Arthur led me through the forest for some time (I cannot say how long, for I was distracted by my thoughts and by the gnats); we crossed the river at a bridge and then followed the river to the edge of the building. The trees became less and less sparse until the grass turned to loose soil and finally metal. The wind brought snow towards us, and I was cold again. Arthur turned to me, with a worried face, “This is as far as I’ve ever come since my time here. There is no turning back.”

“Why do you tell me?” I asked. “I thought we had to run, that there was no other option.”

“You’re right; I don’t know what I was thinking…” But he did not believe himself. “Maybe I’m steeling myself for what’s to come.” His eyes stared at my face, worried. He broke eye contact, and stepped towards the edge.

I saw his foot clear the termination of the steel and started forward to grab him, scared that he was stepping into oblivion; but I saw that there was a steel staircase, with no rail, leading down the side of the structure into the darkness.

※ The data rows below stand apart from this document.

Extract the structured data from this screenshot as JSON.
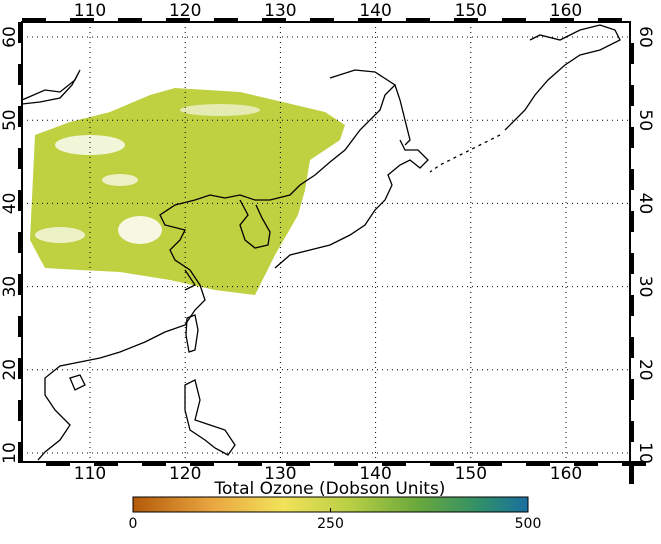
{
  "map": {
    "lon_ticks": [
      110,
      120,
      130,
      140,
      150,
      160
    ],
    "lat_ticks": [
      10,
      20,
      30,
      40,
      50,
      60
    ],
    "colorbar": {
      "title": "Total Ozone (Dobson Units)",
      "ticks": [
        0,
        250,
        500
      ]
    }
  }
}
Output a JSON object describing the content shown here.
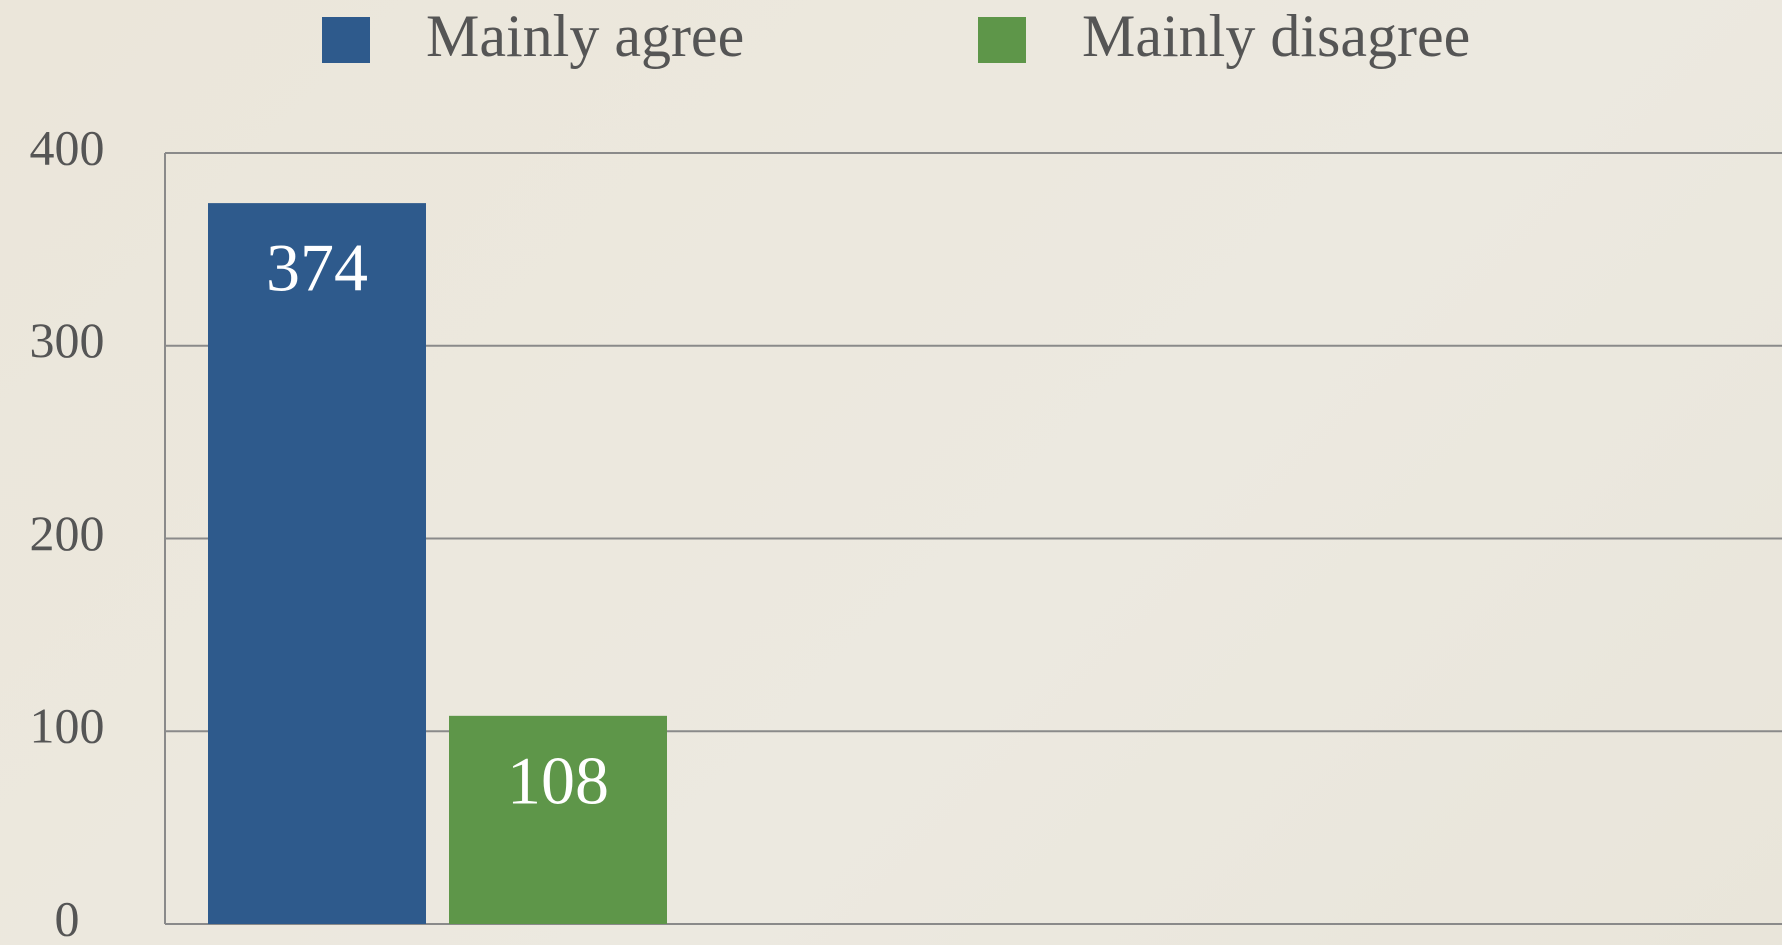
{
  "chart_data": {
    "type": "bar",
    "categories": [
      null
    ],
    "series": [
      {
        "name": "Mainly agree",
        "color": "#2e5a8c",
        "values": [
          374
        ]
      },
      {
        "name": "Mainly disagree",
        "color": "#5e9649",
        "values": [
          108
        ]
      }
    ],
    "ylim": [
      0,
      400
    ],
    "yticks": [
      0,
      100,
      200,
      300,
      400
    ],
    "grid": true,
    "legend": "top"
  }
}
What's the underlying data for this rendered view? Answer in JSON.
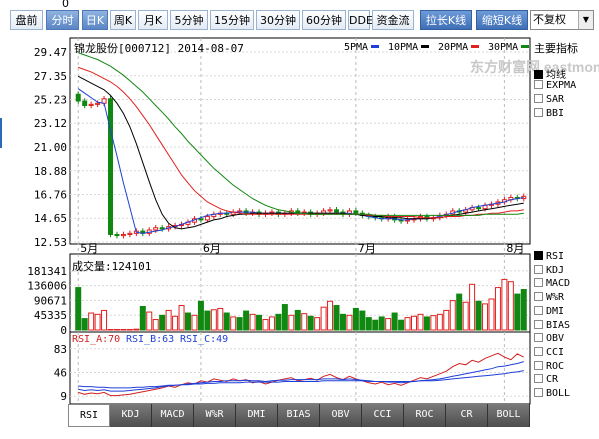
{
  "top_number": "0",
  "toolbar": {
    "buttons": [
      "盘前",
      "分时",
      "日K",
      "周K",
      "月K",
      "5分钟",
      "15分钟",
      "30分钟",
      "60分钟",
      "DDE",
      "资金流",
      "拉长K线",
      "缩短K线"
    ],
    "adjust_select": "不复权"
  },
  "chart_title": "锦龙股份[000712] 2014-08-07",
  "ma_legend": [
    {
      "label": "5PMA",
      "color": "#1f3fd8"
    },
    {
      "label": "10PMA",
      "color": "#000000"
    },
    {
      "label": "20PMA",
      "color": "#e02020"
    },
    {
      "label": "30PMA",
      "color": "#118811"
    }
  ],
  "watermark": "东方财富网 eastmoney.com",
  "main_indicator_title": "主要指标",
  "main_indicators": [
    {
      "label": "均线",
      "checked": true
    },
    {
      "label": "EXPMA",
      "checked": false
    },
    {
      "label": "SAR",
      "checked": false
    },
    {
      "label": "BBI",
      "checked": false
    }
  ],
  "sub_indicators": [
    "RSI",
    "KDJ",
    "MACD",
    "W%R",
    "DMI",
    "BIAS",
    "OBV",
    "CCI",
    "ROC",
    "CR",
    "BOLL"
  ],
  "sub_selected": "RSI",
  "volume_title": "成交量:124101",
  "rsi_legend": [
    {
      "label": "RSI_A:70",
      "color": "#d02020"
    },
    {
      "label": "RSI_B:63",
      "color": "#1f3fd8"
    },
    {
      "label": "RSI_C:49",
      "color": "#1f3fd8"
    }
  ],
  "tabs": [
    "RSI",
    "KDJ",
    "MACD",
    "W%R",
    "DMI",
    "BIAS",
    "OBV",
    "CCI",
    "ROC",
    "CR",
    "BOLL"
  ],
  "chart_data": [
    {
      "type": "candlestick",
      "title": "锦龙股份[000712] 2014-08-07",
      "y_ticks": [
        29.47,
        27.35,
        25.23,
        23.12,
        21.0,
        18.88,
        16.76,
        14.65,
        12.53
      ],
      "ylim": [
        12.53,
        29.47
      ],
      "x_ticks": [
        "5月",
        "6月",
        "7月",
        "8月"
      ],
      "x_tick_index": [
        0,
        19,
        43,
        66
      ],
      "candles_close": [
        25.1,
        24.7,
        24.8,
        24.9,
        25.3,
        13.2,
        13.1,
        13.2,
        13.3,
        13.5,
        13.3,
        13.6,
        13.8,
        13.7,
        13.9,
        14.0,
        14.1,
        14.3,
        14.6,
        14.5,
        14.8,
        15.0,
        15.1,
        15.0,
        15.2,
        15.3,
        15.1,
        15.2,
        15.0,
        15.1,
        15.2,
        15.0,
        15.1,
        15.3,
        15.1,
        15.2,
        15.0,
        15.1,
        15.3,
        15.4,
        15.2,
        15.0,
        15.3,
        15.1,
        14.9,
        14.8,
        14.7,
        14.6,
        14.8,
        14.5,
        14.4,
        14.5,
        14.6,
        14.8,
        14.6,
        14.7,
        14.9,
        15.0,
        15.3,
        15.2,
        15.4,
        15.6,
        15.5,
        15.8,
        15.9,
        16.1,
        16.3,
        16.5,
        16.4,
        16.6
      ],
      "series": [
        {
          "name": "5PMA",
          "values": [
            26.2,
            25.8,
            25.4,
            25.0,
            24.9,
            22.5,
            20.2,
            17.8,
            15.6,
            13.4,
            13.3,
            13.4,
            13.5,
            13.6,
            13.8,
            13.9,
            14.1,
            14.3,
            14.5,
            14.7,
            14.9,
            15.0,
            15.1,
            15.1,
            15.2,
            15.2,
            15.2,
            15.2,
            15.1,
            15.1,
            15.1,
            15.1,
            15.1,
            15.1,
            15.1,
            15.1,
            15.1,
            15.1,
            15.1,
            15.1,
            15.1,
            15.1,
            15.1,
            15.0,
            14.9,
            14.8,
            14.7,
            14.6,
            14.6,
            14.6,
            14.5,
            14.5,
            14.6,
            14.6,
            14.6,
            14.7,
            14.8,
            15.0,
            15.1,
            15.3,
            15.4,
            15.6,
            15.7,
            15.8,
            15.9,
            16.0,
            16.1,
            16.3,
            16.4,
            16.5
          ]
        },
        {
          "name": "10PMA",
          "values": [
            27.3,
            27.0,
            26.7,
            26.4,
            26.1,
            25.6,
            24.9,
            24.0,
            22.8,
            21.3,
            19.6,
            17.9,
            16.3,
            15.0,
            14.2,
            13.8,
            13.7,
            13.8,
            13.9,
            14.1,
            14.3,
            14.5,
            14.6,
            14.8,
            14.9,
            15.0,
            15.0,
            15.1,
            15.1,
            15.1,
            15.1,
            15.1,
            15.1,
            15.1,
            15.1,
            15.1,
            15.1,
            15.1,
            15.1,
            15.1,
            15.1,
            15.1,
            15.0,
            15.0,
            14.9,
            14.9,
            14.8,
            14.8,
            14.7,
            14.7,
            14.7,
            14.6,
            14.6,
            14.6,
            14.6,
            14.7,
            14.7,
            14.8,
            14.9,
            15.0,
            15.1,
            15.2,
            15.3,
            15.4,
            15.5,
            15.6,
            15.7,
            15.8,
            15.9,
            16.0
          ]
        },
        {
          "name": "20PMA",
          "values": [
            28.1,
            27.9,
            27.7,
            27.4,
            27.1,
            26.8,
            26.4,
            25.9,
            25.3,
            24.6,
            23.8,
            23.0,
            22.1,
            21.2,
            20.3,
            19.4,
            18.5,
            17.8,
            17.1,
            16.6,
            16.1,
            15.8,
            15.5,
            15.3,
            15.2,
            15.1,
            15.0,
            15.0,
            15.0,
            15.0,
            15.0,
            15.0,
            15.0,
            15.0,
            15.0,
            15.0,
            15.0,
            15.0,
            15.0,
            15.0,
            15.0,
            15.0,
            15.0,
            15.0,
            15.0,
            14.9,
            14.9,
            14.9,
            14.8,
            14.8,
            14.8,
            14.8,
            14.8,
            14.7,
            14.7,
            14.7,
            14.7,
            14.8,
            14.8,
            14.8,
            14.9,
            14.9,
            15.0,
            15.0,
            15.1,
            15.1,
            15.2,
            15.3,
            15.3,
            15.4
          ]
        },
        {
          "name": "30PMA",
          "values": [
            29.4,
            29.2,
            29.0,
            28.8,
            28.5,
            28.2,
            27.8,
            27.4,
            26.9,
            26.4,
            25.9,
            25.3,
            24.7,
            24.1,
            23.5,
            22.8,
            22.2,
            21.5,
            20.9,
            20.3,
            19.7,
            19.1,
            18.6,
            18.1,
            17.6,
            17.2,
            16.8,
            16.4,
            16.1,
            15.8,
            15.6,
            15.4,
            15.3,
            15.2,
            15.1,
            15.1,
            15.0,
            15.0,
            15.0,
            15.0,
            15.0,
            15.0,
            15.0,
            15.0,
            15.0,
            15.0,
            14.9,
            14.9,
            14.9,
            14.9,
            14.9,
            14.9,
            14.9,
            14.9,
            14.9,
            14.9,
            14.9,
            14.9,
            14.9,
            14.9,
            14.9,
            14.9,
            14.9,
            15.0,
            15.0,
            15.0,
            15.0,
            15.0,
            15.0,
            15.1
          ]
        }
      ]
    },
    {
      "type": "bar",
      "title": "成交量:124101",
      "y_ticks": [
        181341,
        136006,
        90671,
        45335,
        0
      ],
      "ylim": [
        0,
        190000
      ],
      "values": [
        130000,
        35000,
        52000,
        48000,
        60000,
        1500,
        1500,
        1500,
        1500,
        2500,
        72000,
        55000,
        32000,
        45000,
        60000,
        42000,
        75000,
        52000,
        45000,
        88000,
        58000,
        62000,
        66000,
        52000,
        40000,
        38000,
        58000,
        48000,
        45000,
        32000,
        40000,
        48000,
        78000,
        45000,
        60000,
        50000,
        42000,
        38000,
        70000,
        88000,
        75000,
        48000,
        45000,
        66000,
        58000,
        38000,
        30000,
        40000,
        35000,
        52000,
        30000,
        38000,
        42000,
        48000,
        40000,
        44000,
        48000,
        60000,
        90000,
        110000,
        85000,
        140000,
        88000,
        80000,
        95000,
        130000,
        155000,
        148000,
        110000,
        124101
      ],
      "up": [
        false,
        false,
        true,
        true,
        true,
        true,
        true,
        true,
        true,
        true,
        false,
        true,
        true,
        false,
        true,
        true,
        true,
        false,
        true,
        false,
        false,
        true,
        true,
        false,
        true,
        false,
        false,
        true,
        false,
        true,
        true,
        false,
        false,
        true,
        false,
        true,
        false,
        true,
        true,
        true,
        false,
        false,
        true,
        false,
        false,
        false,
        false,
        false,
        true,
        false,
        false,
        true,
        true,
        true,
        false,
        true,
        true,
        true,
        true,
        false,
        true,
        true,
        false,
        true,
        true,
        true,
        true,
        true,
        false,
        false
      ]
    },
    {
      "type": "line",
      "title": "RSI",
      "y_ticks": [
        83,
        46,
        9
      ],
      "ylim": [
        0,
        92
      ],
      "series": [
        {
          "name": "RSI_A",
          "values": [
            15,
            12,
            14,
            13,
            15,
            10,
            10,
            11,
            12,
            14,
            16,
            18,
            20,
            22,
            25,
            23,
            27,
            30,
            28,
            33,
            31,
            36,
            34,
            32,
            36,
            33,
            35,
            30,
            32,
            28,
            31,
            34,
            36,
            38,
            33,
            35,
            37,
            34,
            40,
            43,
            38,
            35,
            40,
            36,
            33,
            30,
            28,
            31,
            27,
            29,
            26,
            30,
            34,
            38,
            36,
            40,
            44,
            48,
            55,
            60,
            58,
            65,
            62,
            68,
            72,
            76,
            70,
            66,
            75,
            70
          ]
        },
        {
          "name": "RSI_B",
          "values": [
            20,
            18,
            19,
            18,
            19,
            17,
            17,
            17,
            18,
            19,
            20,
            21,
            22,
            24,
            25,
            26,
            27,
            28,
            29,
            30,
            31,
            32,
            32,
            33,
            33,
            33,
            34,
            33,
            33,
            32,
            33,
            34,
            34,
            35,
            35,
            35,
            35,
            35,
            36,
            36,
            36,
            35,
            36,
            35,
            34,
            33,
            32,
            32,
            31,
            31,
            30,
            31,
            32,
            33,
            34,
            35,
            36,
            38,
            40,
            42,
            44,
            46,
            48,
            50,
            52,
            55,
            56,
            58,
            60,
            63
          ]
        },
        {
          "name": "RSI_C",
          "values": [
            25,
            24,
            24,
            23,
            23,
            22,
            22,
            22,
            22,
            23,
            23,
            24,
            24,
            25,
            26,
            26,
            27,
            27,
            28,
            28,
            29,
            29,
            30,
            30,
            30,
            30,
            31,
            31,
            31,
            31,
            31,
            31,
            32,
            32,
            32,
            32,
            32,
            32,
            33,
            33,
            33,
            33,
            33,
            33,
            33,
            32,
            32,
            32,
            32,
            32,
            32,
            32,
            32,
            33,
            33,
            33,
            34,
            35,
            36,
            37,
            38,
            39,
            40,
            41,
            42,
            43,
            44,
            46,
            47,
            49
          ]
        }
      ]
    }
  ]
}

With the fading light, I followed him, my steps uneasy on the cold steel. I could feel the absence of warmth through my shoes, and I was scared that I’d fall. On our left, the sky showed emptiness, enough that it seemed I might fall in that direction as well as down. In front of me, I could see Arthur’s slow advance as he carefully stepped upon each platform (stairs, I realized) descending towards a seemingly infinite set of platforms that disappeared into the dark.

It would be pointless to continue to dwell on this. The precipice to our left held my mind more than anything else, so I did not think. The cold was not a distraction. I realized at one point that my backpack was quite heavy, and almost slipped at my broken concentration.

Arthur stopped me at one point and I asked “why.” I could see the steel stairs still descending, and then saw that we had come to the edge of the tower. The stairs stopped. Next to the last step was an open doorway.

The sound of the wind consumed Arthur’s words, but I perceived that he was simply telling me that we were to go inside. He pointed out to the left, and I looked and saw that there were clusters of buildings below us now, instead of the endless depth.

I laughed at having come so far. And then Arthur moved the rest of the way towards the door and stepped into the opening. I rushed, maybe recklessly, and followed him inside. The wind roared now, but I could hear other noises. The whir of machines. We were at the entrance to a tunnel, that led towards a light, down its length.

I was reminded of the engine, initially, but felt that I heard something more like the ship that had carried me to the city I was in. Arthur turned to me and said, “These are maintenance tunnels, I think. Rarely used, so we shouldn’t run into anyone. The stairs were of the same purpose.”

“Why is this the first aperture?” I asked, “I did not see any other openings on our way down.”

“They were there, but closed, and blended in with the wall so that you would not see them without close inspection. I guess we are lucky that this one was opened. I had thought those stairs led all the way into the city’s heart, but I was wrong. We must find our way through here then,” Arthur finished, looking down towards the light.

“What is the city that we are in? Is it Sykport?” I asked.

“It is,” he said, “Did you not know?”

“I knew, but I required confirmation.” I said.

“Ah,” he exhaled. He turned and walked towards the light, and I followed.